MA: There weren’t many collections of essays, at least not by women, when I Was Told There’d Be Cake came out. And then it blew up. What was that experience like and do you think the landscape for personal essays has changed?
SC: Yes, if by landscape we mean the venues that inform that landscape. I started writing for The Village Voice, The New York Observer and the “City” section of The New York Times and nary a one of those sections/publications exist now, at least not in a way they used to.

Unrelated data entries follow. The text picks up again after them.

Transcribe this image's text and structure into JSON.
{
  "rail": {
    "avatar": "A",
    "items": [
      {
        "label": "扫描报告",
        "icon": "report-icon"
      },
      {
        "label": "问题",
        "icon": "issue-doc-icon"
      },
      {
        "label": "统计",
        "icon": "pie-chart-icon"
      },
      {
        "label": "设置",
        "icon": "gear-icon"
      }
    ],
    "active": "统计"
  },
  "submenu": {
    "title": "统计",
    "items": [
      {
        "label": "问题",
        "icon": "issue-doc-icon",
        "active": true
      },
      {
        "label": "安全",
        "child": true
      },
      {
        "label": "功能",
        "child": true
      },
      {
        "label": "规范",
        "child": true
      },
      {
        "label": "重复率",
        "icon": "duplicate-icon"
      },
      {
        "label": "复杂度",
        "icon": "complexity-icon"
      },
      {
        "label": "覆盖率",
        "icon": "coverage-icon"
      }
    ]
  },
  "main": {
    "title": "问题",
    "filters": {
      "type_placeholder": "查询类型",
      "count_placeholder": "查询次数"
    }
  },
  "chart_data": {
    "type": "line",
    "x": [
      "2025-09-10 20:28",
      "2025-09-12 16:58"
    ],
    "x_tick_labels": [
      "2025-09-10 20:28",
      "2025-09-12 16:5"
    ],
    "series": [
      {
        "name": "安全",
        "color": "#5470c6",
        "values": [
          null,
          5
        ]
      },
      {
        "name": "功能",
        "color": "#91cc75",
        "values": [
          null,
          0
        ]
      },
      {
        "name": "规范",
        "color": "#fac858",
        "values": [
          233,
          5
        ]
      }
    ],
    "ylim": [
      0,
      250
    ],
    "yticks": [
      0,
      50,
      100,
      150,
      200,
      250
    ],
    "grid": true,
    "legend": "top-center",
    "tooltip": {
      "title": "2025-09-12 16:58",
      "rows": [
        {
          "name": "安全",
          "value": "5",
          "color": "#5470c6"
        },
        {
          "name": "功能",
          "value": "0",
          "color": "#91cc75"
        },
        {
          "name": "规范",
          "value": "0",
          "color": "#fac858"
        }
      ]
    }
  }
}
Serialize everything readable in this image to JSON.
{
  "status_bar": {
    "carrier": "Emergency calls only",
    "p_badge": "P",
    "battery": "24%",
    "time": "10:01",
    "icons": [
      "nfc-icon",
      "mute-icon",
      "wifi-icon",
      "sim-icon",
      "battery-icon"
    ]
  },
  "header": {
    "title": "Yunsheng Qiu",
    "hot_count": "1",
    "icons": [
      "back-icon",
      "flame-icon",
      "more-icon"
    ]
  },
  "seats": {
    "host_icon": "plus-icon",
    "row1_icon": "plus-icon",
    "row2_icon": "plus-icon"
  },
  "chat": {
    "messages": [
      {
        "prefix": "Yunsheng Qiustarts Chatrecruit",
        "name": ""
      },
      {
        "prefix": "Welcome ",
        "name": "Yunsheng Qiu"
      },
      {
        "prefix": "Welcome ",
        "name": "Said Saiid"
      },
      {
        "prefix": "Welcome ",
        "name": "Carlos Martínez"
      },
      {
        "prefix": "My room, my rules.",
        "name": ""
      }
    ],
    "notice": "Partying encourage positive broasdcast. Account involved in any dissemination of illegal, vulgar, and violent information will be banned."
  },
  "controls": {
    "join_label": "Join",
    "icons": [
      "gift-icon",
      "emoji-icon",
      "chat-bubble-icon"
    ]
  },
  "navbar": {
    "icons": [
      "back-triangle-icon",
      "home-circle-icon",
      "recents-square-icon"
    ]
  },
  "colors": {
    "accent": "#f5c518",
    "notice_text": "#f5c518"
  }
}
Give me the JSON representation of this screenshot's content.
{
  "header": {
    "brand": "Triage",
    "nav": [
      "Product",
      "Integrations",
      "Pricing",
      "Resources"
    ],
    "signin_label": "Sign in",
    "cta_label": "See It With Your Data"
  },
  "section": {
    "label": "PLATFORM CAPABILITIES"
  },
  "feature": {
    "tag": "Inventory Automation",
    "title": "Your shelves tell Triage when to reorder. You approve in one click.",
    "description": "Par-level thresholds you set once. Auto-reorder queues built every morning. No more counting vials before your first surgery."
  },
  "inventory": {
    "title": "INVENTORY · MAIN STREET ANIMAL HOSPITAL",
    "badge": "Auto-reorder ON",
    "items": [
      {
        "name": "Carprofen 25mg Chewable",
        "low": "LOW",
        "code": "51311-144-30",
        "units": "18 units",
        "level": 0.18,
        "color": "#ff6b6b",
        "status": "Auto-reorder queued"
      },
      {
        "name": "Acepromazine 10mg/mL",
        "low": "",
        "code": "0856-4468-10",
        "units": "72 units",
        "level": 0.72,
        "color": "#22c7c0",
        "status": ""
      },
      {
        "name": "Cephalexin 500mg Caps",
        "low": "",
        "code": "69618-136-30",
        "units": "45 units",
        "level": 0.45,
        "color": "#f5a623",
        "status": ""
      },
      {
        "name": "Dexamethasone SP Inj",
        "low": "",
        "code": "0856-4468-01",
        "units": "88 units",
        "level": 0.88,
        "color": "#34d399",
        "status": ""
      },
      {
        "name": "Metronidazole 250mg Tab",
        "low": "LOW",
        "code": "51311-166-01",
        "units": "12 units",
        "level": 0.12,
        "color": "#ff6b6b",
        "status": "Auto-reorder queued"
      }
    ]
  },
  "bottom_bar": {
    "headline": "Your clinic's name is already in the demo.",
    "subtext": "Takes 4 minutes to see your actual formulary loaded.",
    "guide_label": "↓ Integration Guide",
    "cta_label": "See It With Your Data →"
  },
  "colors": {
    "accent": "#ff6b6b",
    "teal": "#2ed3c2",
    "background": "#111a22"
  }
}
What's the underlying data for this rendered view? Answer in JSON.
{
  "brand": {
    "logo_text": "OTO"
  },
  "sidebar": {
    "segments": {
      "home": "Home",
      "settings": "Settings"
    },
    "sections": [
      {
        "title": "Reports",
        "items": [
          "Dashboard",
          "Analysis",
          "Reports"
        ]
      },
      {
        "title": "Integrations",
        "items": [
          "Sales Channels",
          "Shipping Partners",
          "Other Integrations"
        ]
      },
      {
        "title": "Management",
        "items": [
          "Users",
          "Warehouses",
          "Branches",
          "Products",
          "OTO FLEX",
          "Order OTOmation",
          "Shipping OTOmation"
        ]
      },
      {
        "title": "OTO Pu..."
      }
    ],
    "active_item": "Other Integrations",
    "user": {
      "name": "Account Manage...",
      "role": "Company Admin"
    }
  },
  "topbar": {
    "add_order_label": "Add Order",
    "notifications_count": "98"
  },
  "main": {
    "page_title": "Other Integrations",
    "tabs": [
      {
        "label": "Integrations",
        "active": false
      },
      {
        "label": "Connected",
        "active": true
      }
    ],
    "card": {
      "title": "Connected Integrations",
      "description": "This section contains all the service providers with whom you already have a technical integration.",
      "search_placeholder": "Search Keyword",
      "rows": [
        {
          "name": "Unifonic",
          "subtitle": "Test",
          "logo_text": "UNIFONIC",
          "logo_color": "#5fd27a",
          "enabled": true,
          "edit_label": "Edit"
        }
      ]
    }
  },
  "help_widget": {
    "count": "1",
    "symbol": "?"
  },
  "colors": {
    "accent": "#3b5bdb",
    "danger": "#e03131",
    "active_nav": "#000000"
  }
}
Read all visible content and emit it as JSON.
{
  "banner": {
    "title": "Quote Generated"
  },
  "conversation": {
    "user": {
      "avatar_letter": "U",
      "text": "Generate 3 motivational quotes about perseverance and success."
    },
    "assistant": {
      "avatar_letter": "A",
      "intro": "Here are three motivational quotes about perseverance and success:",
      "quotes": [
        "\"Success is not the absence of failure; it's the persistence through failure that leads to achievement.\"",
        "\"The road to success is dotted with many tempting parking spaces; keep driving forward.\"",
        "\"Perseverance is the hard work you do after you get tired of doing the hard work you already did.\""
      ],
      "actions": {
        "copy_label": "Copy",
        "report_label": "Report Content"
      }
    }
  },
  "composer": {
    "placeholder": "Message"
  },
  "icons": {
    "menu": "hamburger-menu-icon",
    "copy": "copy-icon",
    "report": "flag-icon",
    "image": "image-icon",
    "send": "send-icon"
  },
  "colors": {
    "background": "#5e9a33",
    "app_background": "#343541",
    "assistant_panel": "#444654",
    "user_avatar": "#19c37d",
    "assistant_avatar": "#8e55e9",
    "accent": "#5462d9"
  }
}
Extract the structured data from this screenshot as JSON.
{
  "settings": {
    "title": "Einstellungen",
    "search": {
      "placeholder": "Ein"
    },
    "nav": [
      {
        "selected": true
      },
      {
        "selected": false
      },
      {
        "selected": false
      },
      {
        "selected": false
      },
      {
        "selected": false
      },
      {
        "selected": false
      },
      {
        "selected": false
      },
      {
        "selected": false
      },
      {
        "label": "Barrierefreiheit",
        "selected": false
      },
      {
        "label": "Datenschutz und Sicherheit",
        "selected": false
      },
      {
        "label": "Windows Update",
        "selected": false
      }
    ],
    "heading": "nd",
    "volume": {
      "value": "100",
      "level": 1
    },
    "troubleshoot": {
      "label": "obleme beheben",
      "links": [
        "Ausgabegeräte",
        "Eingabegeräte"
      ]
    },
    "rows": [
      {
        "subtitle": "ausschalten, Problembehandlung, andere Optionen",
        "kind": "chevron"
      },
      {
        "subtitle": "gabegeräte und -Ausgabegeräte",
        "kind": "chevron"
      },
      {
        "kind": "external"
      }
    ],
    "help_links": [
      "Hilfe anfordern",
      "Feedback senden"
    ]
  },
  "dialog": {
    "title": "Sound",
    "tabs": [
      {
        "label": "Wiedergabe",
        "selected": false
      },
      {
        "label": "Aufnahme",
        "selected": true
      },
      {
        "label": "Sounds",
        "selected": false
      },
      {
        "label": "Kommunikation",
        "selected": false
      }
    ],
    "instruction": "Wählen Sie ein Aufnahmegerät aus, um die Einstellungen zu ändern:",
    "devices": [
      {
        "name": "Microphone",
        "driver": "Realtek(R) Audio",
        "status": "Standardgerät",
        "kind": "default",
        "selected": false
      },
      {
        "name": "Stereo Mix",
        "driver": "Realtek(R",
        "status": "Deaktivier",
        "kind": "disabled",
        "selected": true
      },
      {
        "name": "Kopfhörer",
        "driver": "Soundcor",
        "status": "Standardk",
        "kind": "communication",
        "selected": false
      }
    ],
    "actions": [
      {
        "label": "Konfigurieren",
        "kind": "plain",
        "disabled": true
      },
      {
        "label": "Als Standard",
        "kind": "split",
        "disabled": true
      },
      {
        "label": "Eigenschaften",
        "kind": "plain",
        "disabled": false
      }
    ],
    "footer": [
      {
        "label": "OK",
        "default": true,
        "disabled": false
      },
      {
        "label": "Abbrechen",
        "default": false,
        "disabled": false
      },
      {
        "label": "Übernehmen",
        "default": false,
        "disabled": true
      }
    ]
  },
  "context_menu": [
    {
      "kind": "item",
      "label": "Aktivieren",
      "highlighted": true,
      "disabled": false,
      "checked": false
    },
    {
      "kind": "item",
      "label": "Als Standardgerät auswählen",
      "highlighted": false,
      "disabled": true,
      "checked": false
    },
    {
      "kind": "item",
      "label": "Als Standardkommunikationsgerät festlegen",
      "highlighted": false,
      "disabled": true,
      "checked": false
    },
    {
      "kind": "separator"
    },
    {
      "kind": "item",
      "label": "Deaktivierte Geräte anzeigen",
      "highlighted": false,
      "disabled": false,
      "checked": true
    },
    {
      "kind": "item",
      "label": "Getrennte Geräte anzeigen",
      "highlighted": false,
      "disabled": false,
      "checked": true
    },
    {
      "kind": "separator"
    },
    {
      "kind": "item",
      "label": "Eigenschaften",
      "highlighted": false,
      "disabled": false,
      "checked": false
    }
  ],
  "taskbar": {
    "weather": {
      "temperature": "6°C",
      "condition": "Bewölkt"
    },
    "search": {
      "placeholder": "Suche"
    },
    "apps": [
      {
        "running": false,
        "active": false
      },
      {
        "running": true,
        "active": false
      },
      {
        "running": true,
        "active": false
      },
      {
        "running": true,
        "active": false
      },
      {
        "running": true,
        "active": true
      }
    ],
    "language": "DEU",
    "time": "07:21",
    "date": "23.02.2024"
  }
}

In their place, around 2011–2014, there was this boom and bastardization of the confessional essay online. I hate to say this but women in specific were being rewarded (not financially, obviously) for sharing their most intimate moments or gutting their friends and sexual partners. This is nothing new, a time-honored weirdness of our culture. But suddenly it’s not just that they were being rewarded, they were being told it was high art and the wave of the future. And if you didn’t like it? Must because you’re prude or offended or can’t handle the truth, Old Lady. And I was all: Yes, you’re right, I can’t. Because I signed up for your thoughts and what’s important about your story and a point, not just the facts of the case. That’s what a personal essay is. I also signed up to be entertained or educated.
The good news is I think we’ve really moved past that and now what’s happening is that there’s more room for deep, smart, funny work by everyone online, not just women. The New Yorker and Vogue and The Paris Review were not publishing meaty personal essays online until around 2015, I’d say. And there are so many longform websites now or, say, publications like The Baffler. It feels like the bar has been raised again, back to where it should be. Which is a rare occurrence, for America. I don’t actually know if any of my dates are right here. I am not an Internetologist.
“I hate to say this but women in specific were being rewarded (not financially, obviously) for sharing their most intimate moments or gutting their friends and sexual partners.”
MA: Don’t be hard on yourself. You are an Internetologist. You got your PhD in Internetology and you have a tenured position at Internet College!
SC: I mean, sure. That’s factual.
MA: What about the experience of Cake coming out, personally?
SC: I wish I had understood more about what was happening at the time. I didn’t have a sense that people were reading it or that they were finding themselves in it. It was a paperback original for which I was paid a pittance so that helped confirm the idea that no matter what, it really wasn’t a big deal. The first moment that floored me was a TSA agent in Madison, Wisconsin who checked my ID and told me my writing made her laugh. I was dumbstruck. I wanted to live in the Madison airport. Then publishers started using my book in their press materials and in marketing meetings. Then the title started showing up in cartoons that had nothing to do with the book, political cartoons in the New York Post, things like that.
It’s probably not surprising that I understand it much better now than I did then. Because while I was very far from the first woman to write personal humor essays (understatement), Cake did land in a place where they just weren’t selling. That was a boy’s club. And so if that coincidence means I had any part in the fact that more women get money to tell their stories now, great stories, if I laid even a piece of that pipe by being a comparison title, good.
MA: This is beautiful. I’m crying so hard I can barely type anymore, the tears are getting everywhere. Gdoam youey, slaone!!!
SC: DO YOU NEED DONUT SOUP? Is that what this is about? Pull yourself together.
MA: Okay, fine. Last question then. What’s the weirdest question someone has ever asked you at a reading?
SC: The location of another author’s reading. And that’s not me being an insufferable depressive. That’s me living in the world.